Multiplex protein-specific microscopy with ultraviolet surface excitation

Abstract

Immunohistochemical techniques, such as immunofluorescence (IF) staining, enable microscopic imaging of local protein expression within tissue samples. Molecular profiling enabled by IF is critical to understanding pathogenesis and is often involved in complex diagnoses.

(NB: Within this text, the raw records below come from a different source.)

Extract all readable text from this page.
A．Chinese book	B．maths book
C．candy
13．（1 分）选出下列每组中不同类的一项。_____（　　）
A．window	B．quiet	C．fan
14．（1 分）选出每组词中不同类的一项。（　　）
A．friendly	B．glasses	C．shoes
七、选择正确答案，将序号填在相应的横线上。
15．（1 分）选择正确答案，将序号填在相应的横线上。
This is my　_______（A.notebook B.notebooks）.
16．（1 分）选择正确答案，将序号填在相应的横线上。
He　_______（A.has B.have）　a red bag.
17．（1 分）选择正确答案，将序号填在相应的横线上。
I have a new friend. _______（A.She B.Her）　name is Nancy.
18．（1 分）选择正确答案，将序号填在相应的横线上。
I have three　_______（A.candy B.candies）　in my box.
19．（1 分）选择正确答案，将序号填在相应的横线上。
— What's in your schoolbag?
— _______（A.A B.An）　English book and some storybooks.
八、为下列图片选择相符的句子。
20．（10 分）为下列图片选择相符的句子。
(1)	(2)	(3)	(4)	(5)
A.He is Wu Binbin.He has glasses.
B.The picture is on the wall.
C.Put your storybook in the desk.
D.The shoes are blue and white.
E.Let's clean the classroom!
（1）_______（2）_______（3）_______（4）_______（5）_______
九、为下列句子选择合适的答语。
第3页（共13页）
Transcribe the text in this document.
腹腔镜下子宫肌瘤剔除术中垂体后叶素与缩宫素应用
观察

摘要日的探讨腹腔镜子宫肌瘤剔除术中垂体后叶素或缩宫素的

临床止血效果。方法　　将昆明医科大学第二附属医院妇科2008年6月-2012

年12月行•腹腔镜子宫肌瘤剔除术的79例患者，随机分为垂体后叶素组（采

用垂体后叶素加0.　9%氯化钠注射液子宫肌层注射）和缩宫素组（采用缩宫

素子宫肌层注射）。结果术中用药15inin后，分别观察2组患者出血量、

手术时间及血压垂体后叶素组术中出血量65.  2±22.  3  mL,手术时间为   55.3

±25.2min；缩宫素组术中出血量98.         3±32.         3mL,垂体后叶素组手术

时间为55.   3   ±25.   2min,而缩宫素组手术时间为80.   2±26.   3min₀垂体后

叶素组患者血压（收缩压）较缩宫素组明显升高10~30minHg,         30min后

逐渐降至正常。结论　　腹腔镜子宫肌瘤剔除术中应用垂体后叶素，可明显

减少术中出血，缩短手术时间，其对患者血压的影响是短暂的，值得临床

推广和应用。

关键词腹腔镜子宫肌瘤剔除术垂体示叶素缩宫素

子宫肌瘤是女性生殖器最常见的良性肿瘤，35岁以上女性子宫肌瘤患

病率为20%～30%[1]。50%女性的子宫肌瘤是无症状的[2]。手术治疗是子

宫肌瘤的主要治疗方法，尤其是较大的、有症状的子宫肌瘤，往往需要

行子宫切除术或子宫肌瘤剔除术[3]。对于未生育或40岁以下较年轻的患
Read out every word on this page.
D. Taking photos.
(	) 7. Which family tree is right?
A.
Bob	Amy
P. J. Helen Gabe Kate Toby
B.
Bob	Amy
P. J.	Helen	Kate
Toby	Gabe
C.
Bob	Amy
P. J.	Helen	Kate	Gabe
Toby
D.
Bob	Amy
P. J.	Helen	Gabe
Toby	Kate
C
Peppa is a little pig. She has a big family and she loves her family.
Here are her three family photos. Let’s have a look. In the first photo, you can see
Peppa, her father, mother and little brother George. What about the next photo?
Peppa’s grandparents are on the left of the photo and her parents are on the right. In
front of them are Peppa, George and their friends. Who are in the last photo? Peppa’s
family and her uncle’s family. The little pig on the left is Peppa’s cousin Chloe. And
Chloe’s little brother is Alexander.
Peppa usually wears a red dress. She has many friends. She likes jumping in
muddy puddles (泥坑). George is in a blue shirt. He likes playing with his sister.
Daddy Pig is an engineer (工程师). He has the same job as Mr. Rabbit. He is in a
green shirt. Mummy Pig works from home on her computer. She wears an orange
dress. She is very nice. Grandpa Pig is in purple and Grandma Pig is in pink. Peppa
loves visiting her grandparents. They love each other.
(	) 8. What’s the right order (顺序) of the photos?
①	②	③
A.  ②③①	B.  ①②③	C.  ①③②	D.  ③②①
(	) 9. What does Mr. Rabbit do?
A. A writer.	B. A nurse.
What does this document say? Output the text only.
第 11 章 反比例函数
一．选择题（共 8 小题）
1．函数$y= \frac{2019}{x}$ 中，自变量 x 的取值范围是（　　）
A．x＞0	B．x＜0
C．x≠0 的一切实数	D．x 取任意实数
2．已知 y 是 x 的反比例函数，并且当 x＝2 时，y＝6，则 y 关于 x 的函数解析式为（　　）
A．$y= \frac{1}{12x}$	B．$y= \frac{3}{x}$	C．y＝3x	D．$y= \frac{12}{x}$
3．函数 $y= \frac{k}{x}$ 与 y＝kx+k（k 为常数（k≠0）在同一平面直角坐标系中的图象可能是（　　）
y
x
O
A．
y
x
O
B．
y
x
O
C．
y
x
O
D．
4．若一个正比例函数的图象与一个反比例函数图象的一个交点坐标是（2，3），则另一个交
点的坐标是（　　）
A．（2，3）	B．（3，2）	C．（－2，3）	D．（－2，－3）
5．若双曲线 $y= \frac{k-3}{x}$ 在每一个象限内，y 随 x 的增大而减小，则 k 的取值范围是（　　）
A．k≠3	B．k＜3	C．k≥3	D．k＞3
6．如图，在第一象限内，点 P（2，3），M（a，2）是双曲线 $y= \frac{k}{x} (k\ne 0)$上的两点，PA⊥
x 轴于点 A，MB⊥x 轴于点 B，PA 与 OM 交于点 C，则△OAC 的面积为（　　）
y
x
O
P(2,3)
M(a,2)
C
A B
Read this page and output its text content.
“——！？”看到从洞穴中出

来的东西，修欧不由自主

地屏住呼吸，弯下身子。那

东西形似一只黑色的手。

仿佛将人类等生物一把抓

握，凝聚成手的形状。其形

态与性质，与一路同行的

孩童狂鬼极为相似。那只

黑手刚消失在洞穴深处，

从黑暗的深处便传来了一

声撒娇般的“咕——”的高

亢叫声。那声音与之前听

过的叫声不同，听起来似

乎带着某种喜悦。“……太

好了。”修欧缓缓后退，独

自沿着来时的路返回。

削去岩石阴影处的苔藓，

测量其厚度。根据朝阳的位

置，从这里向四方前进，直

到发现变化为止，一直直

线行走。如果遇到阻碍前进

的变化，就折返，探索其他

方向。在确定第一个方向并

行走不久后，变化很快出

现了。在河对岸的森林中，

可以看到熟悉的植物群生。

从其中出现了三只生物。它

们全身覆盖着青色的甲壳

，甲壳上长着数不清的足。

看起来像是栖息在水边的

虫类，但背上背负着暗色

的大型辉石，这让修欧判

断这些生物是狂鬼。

A recent innovation, known as microscopy with ultraviolet surface excitation (MUSE), uses deep ultraviolet (≈280 nm) illumination to excite labels at the tissue surface, providing equivalent images without fixation, embedding, and sectioning. However, MUSE has not yet been integrated into traditional IF pipelines. This limits its application in more complex diagnoses that rely on protein-specific markers. This paper aims to broaden the applicability of MUSE to multiplex immunohistochemistry using quantum dot nanoparticles. We demonstrate the advantages of quantum dot labels for protein-specific MUSE imaging on both paraffin-embedded and intact tissue, significantly expanding MUSE applicability to protein-specific applications. Furthermore, with recent innovations in three-dimensional ultraviolet fluorescence microscopy, this opens the door to three-dimensional IF imaging with quantum dots using ultraviolet excitation.

Fig. 1.

Properties of ThermoFisher QD streptavidin conjugates. (a) Using indirect IHC, the primary antibody (blue) binds the antigen and the QD-tagged secondary antibody (orange) binds to the primary. A close-up showing the structural properties of a QD streptavidin conjugate. (b) Absorption (dashed curve) and emission (solid curve) spectra of several QDs showing capability of multiplex mapping with a single deep UV excitation band. An average excitation spectrum of all QDs is plotted (black dashed curve). QDs in other sizes (ex. 525 nm, 625 nm, 705 nm) are also commercially available.

Fig. 2.

Concept of MUSE imaging. (a) Side view of the MUSE construct showing (1) a sample stage, (2) a UV LED, and (3) a standard microscope objective. A close-up view of the imaging region showing the reduced UV penetration depth in tissue. (b) An RGB image of the cut surface of a 1 mm thick mouse brain coronal section perfused with fluorescent tattoo ink and labelled with QD 585 for NeuN-positive neurons.

Fig. 3.

Examining QDs with deep-UV excitation. GFAP-positive cells were labelled with different QDs (left to right) that emit respectively at 565 nm, 585 nm, 605 nm, and 655 nm and imaged with a wide-field fluorescence microscope (top) and MUSE (bottom).

Fig. 4.

Protein-specific triplex MUSE imaging of a coronal paraffin-embedded mouse brain section, in which NeuN-positive neurons (yellow) were labeled with QD 585, CollIV-positive vessels (orange-brown) were labeled with QD 605, and GFAP-positive astrocytes (bright red-pink) were labeled with QD 655. Different tissue regions such as the hippocampal formation (denoted as HPF) and thalamus (denoted as TH) are visible under UV excitation, and individual cell groups such as medial habenula (denoted as MH) and lateral habenula (denoted as LH) are also distinguishable in the epithalamus areas. Anatomical details such corpus callosum (denoted as CC) and myelinated fiber tracts are resolved and rendered in blue via tissue autofluorescence under UV light.

Fig. 5.

Protein-specific triplex MUSE imaging of a coronal paraffin-embedded mouse brain section, in which GFAP-positive astrocytes were labeled with QD 585, MBP-positive myelin was labeled with QD 605, and NeuN-positive neurons were stained with QD 655 in the hippocampus. Colors were manually edited to enhance image contrast.

Fig. 6.

Coronal MUSE imaging of a thick intact brain section stained with three different types of stains. GFAP-positive astrocytes (denoted as A) were labeled with QD 585, all cell nuclei (denoted as C) were counter-stained with HO342, and vessels (denoted as V) were stained with India ink during lumen perfusion.